I enjoyed the new BSG, although at times I had a love/hate relationship with it. There are large parts of it that simply don't work for me. The entire second half of the second season, for example, is largely mediocre. And I just can't stand the character of Starbuck, quite possibly the most irritating part of a scifi show for me since Neelix on Voyager (though for entirely different reasons, of course). Still, it had plenty of successes over its four seasons. On the list of shows I consider myself a fan of, it definitely ranks closer to the bottom than the top. But it is on there, and that's more than I could ever say for the Stargate franchise.
 
BSG was much better than SG-1, let alone its bland bastard spinoff Atlantis.

I could maybe understand someone liking Atlantis over BSG, in the same way I would say that I liked Atlantis more than The Sopranos. I'm not going to say Atlantis was a better show than The Sopranos though.
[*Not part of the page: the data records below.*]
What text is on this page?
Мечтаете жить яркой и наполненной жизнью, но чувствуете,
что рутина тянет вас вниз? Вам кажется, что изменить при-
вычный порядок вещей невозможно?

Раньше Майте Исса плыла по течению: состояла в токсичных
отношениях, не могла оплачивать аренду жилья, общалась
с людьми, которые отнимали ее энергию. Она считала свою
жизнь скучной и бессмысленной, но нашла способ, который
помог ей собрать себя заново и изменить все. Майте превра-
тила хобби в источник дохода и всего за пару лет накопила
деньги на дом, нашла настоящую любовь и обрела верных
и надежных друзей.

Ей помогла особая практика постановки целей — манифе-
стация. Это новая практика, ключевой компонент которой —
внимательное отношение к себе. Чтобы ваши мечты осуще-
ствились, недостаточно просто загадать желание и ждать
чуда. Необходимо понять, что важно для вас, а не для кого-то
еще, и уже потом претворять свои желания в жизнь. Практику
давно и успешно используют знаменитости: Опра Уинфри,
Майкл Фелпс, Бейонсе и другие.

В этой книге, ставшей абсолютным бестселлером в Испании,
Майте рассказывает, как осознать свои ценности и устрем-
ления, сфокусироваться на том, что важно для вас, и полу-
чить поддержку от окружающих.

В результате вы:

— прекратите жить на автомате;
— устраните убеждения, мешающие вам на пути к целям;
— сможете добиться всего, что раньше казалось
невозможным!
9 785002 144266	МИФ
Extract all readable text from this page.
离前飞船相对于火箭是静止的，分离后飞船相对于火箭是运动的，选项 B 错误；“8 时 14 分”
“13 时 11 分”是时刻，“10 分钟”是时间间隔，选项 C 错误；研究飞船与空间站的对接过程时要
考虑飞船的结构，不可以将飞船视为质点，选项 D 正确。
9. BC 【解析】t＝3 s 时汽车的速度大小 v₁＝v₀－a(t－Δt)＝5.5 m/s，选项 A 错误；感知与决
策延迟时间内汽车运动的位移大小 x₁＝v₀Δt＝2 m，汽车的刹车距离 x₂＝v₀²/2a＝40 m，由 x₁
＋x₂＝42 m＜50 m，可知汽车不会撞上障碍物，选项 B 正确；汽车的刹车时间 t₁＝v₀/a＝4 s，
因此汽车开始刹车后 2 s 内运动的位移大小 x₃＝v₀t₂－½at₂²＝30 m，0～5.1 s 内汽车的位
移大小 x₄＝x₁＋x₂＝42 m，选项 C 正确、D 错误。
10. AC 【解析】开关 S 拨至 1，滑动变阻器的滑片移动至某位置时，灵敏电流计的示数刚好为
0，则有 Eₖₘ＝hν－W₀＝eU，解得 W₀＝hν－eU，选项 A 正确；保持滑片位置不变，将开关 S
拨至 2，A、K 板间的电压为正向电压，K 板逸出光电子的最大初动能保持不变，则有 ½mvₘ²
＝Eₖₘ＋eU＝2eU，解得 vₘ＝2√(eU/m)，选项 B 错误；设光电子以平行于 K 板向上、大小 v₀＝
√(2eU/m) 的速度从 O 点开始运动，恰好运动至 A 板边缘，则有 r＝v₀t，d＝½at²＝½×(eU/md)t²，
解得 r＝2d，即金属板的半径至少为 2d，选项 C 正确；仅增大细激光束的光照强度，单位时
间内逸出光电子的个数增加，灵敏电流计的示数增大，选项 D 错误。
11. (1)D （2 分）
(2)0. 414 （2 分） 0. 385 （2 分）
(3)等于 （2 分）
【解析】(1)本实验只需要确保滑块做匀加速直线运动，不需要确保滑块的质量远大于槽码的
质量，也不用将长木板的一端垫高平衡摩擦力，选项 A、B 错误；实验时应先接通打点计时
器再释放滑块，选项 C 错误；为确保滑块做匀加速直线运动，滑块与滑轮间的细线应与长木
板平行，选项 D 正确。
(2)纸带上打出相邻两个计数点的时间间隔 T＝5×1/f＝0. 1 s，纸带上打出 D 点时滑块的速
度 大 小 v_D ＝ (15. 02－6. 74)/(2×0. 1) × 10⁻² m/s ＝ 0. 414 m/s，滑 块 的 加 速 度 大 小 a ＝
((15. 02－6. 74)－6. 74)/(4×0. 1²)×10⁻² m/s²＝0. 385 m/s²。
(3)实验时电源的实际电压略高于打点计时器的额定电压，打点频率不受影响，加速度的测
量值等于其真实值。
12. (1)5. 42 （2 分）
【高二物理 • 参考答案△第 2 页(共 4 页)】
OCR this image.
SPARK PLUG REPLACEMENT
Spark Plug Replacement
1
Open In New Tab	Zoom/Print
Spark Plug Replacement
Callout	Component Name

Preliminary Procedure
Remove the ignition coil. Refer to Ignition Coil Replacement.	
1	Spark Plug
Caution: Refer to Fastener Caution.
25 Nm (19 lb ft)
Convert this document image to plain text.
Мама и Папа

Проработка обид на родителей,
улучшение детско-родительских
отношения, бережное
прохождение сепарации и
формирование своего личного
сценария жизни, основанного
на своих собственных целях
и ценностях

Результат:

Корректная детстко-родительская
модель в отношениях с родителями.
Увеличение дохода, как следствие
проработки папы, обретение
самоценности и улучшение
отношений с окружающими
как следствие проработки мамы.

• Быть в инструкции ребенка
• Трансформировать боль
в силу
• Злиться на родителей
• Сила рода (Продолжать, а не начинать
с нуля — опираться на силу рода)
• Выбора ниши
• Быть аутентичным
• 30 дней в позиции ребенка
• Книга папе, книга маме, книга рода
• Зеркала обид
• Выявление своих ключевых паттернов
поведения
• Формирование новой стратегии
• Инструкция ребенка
Atlantis is just mediocre popcorn sci-fi. It features loads of bad acting (especially from the weekly guests). The storylines are as cliched as can be, it rarely brought anything new to the table. It had no clue what to do with a lot of its characters. It wasn't really trying to accomplish anything. It was just weekly brainless fluff.

Oh, and Teyla is probably the worst regular character I've ever seen in a sci-fi show. Ugh.